Engpass beim Personal

Auf Intensivstationen könne sich eine Pflegekraft nicht wie sonst um zwei bis drei Patienten, sondern nur um einen kümmern. Er appellierte an die Bevölkerung, die Maßnahmen einzuhalten, denn wenn der Trend der Neuinfektionen weiter anhalte, wären in Oberösterreich die für Corona-Patienten vorgehaltenen Plätze Anfang November aufgebraucht, was einen Totalstopp elektiver Leistungen bedeuten würde.
 
Insgesamt stehen in den oö. Spitälern knapp 7.500 Normal- und 243 Intensivbetten zur Verfügung. Derzeit werden - nach einem starken Anstieg in den vergangenen Tagen - mehr als 330 Covid-19-Patienten in den Krankenhäusern des Bundeslandes behandelt, davon 30 auf Intensivstationen. Die Intensivbetten können zwar etappenweise auf 270, 358 und in einem dritten Schritt sogar auf 420 aufgestockt werden, das Problem sind aber weniger die Beatmungsgeräte etc., sondern das Personal, warnte Jens Meier, Vorstand der Klinik für Anästhesiologie und Operative Intensivmedizin am Kepler Klinikum.
 
Die Politik sei sich bewusst, dass es hier Personalressourcen bauche und diese nur durch Reduktionen in anderen Bereichen bereitgestellt werden könnten. Man versuche natürlich zusätzliches Personal zu bekommen, etwa aus der Pension zurückzuholen, aber Intensivpflegekräfte und -mediziner könne man nicht "aus dem Boden stampfen", so Meier. Laut der Sprecherin der Oö. Gesundheitsholding, Jutta Oberweger, fallen derzeit 4,7 Prozent des Personals in den Spitäler aus, das sei wesentlich weniger als in der ersten Welle. Zahlen, wie viele Mitarbeiter Corona-infiziert sind, gibt es nicht.
 

"Totalstopp"

Derzeit seien die Intensivstationen in Oberösterreich zu 68 Prozent ausgelastet, rechnete Meier, vor. Um noch auf Notfälle reagieren zu können, sollten Intensivstationen mit maximal 80 Prozent Auslastung laufen. "Wenn die Intensivstation immer zu 100 Prozent voll ist, kann man keine Reanimationen mehr machen oder Autounfälle aufnehmen." Man werde daher jene Eingriffe, die sich verschieben lassen, verschieben. "Aber auch elektive Eingriffe sind indiziert", warnte er, müssten also irgendwann nachgeholt werden.
 
Im Schnitt landen fünf bis zehn Prozent der Corona-Patienten im Spital, erklärte Lamprecht, in Oberösterreich seien es aktuell 8,1 Prozent.
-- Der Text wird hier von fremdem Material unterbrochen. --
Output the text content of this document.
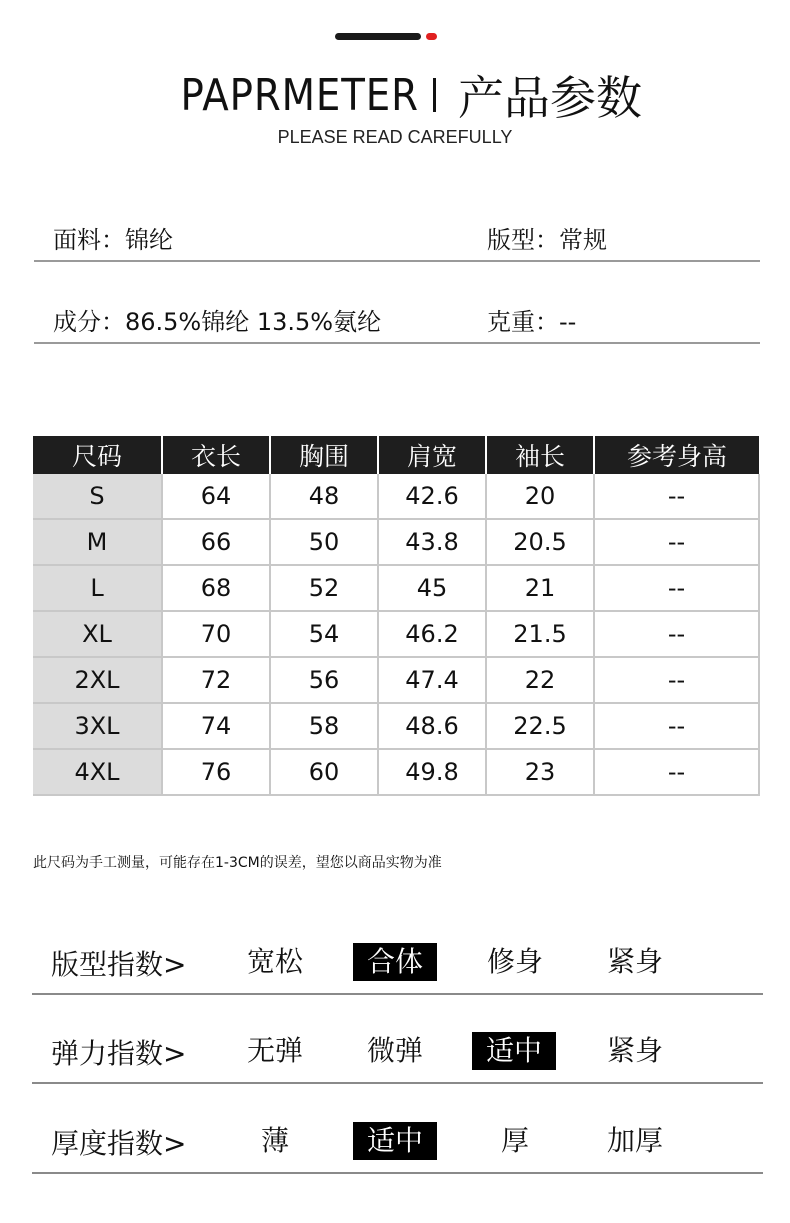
PAPRMETER 产品参数
PLEASE READ CAREFULLY
面料：锦纶	版型：常规
成分：86.5%锦纶 13.5%氨纶	克重：--
尺码	衣长	胸围	肩宽	袖长	参考身高
S	64	48	42.6	20	--
M	66	50	43.8	20.5	--
L	68	52	45	21	--
XL	70	54	46.2	21.5	--
2XL	72	56	47.4	22	--
3XL	74	58	48.6	22.5	--
4XL	76	60	49.8	23	--
此尺码为手工测量，可能存在1-3CM的误差，望您以商品实物为准
版型指数>	宽松	合体	修身	紧身
弹力指数>	无弹	微弹	适中	紧身
厚度指数>	薄	适中	厚	加厚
Derzeit werden zehn Prozent der Intensivbetten von Covid-Patienten, die mit einer durchschnittlichen Aufenthaltsdauer von zwei Wochen sehr lange in Intensivbehandlung bleiben, belegt. Auch bei den Normalstationen wird es eng: Derzeit seien zwei Covid-Stationen voll, "das wird nicht ausreichen", so Lamprecht.
 
Holger Rumpold, Leiter des Viszeralonkologischen Zentrums am Ordensklinikum Linz betonte, es sei Ziel, die Lege-Artis-Versorgung von Krebspatienten weiter aufrecht zu erhalten. Dass während der ersten Welle offenbar viele Krebserkrankungen nicht diagnostiziert wurden, hänge seiner Ansicht nach nicht mit der Verschiebung von Leistungen zusammen, sondern damit, dass diese Personen erst gar nicht "in das medizinische System eingetreten sind", also nicht zum Arzt oder ins Spital gekommen sind.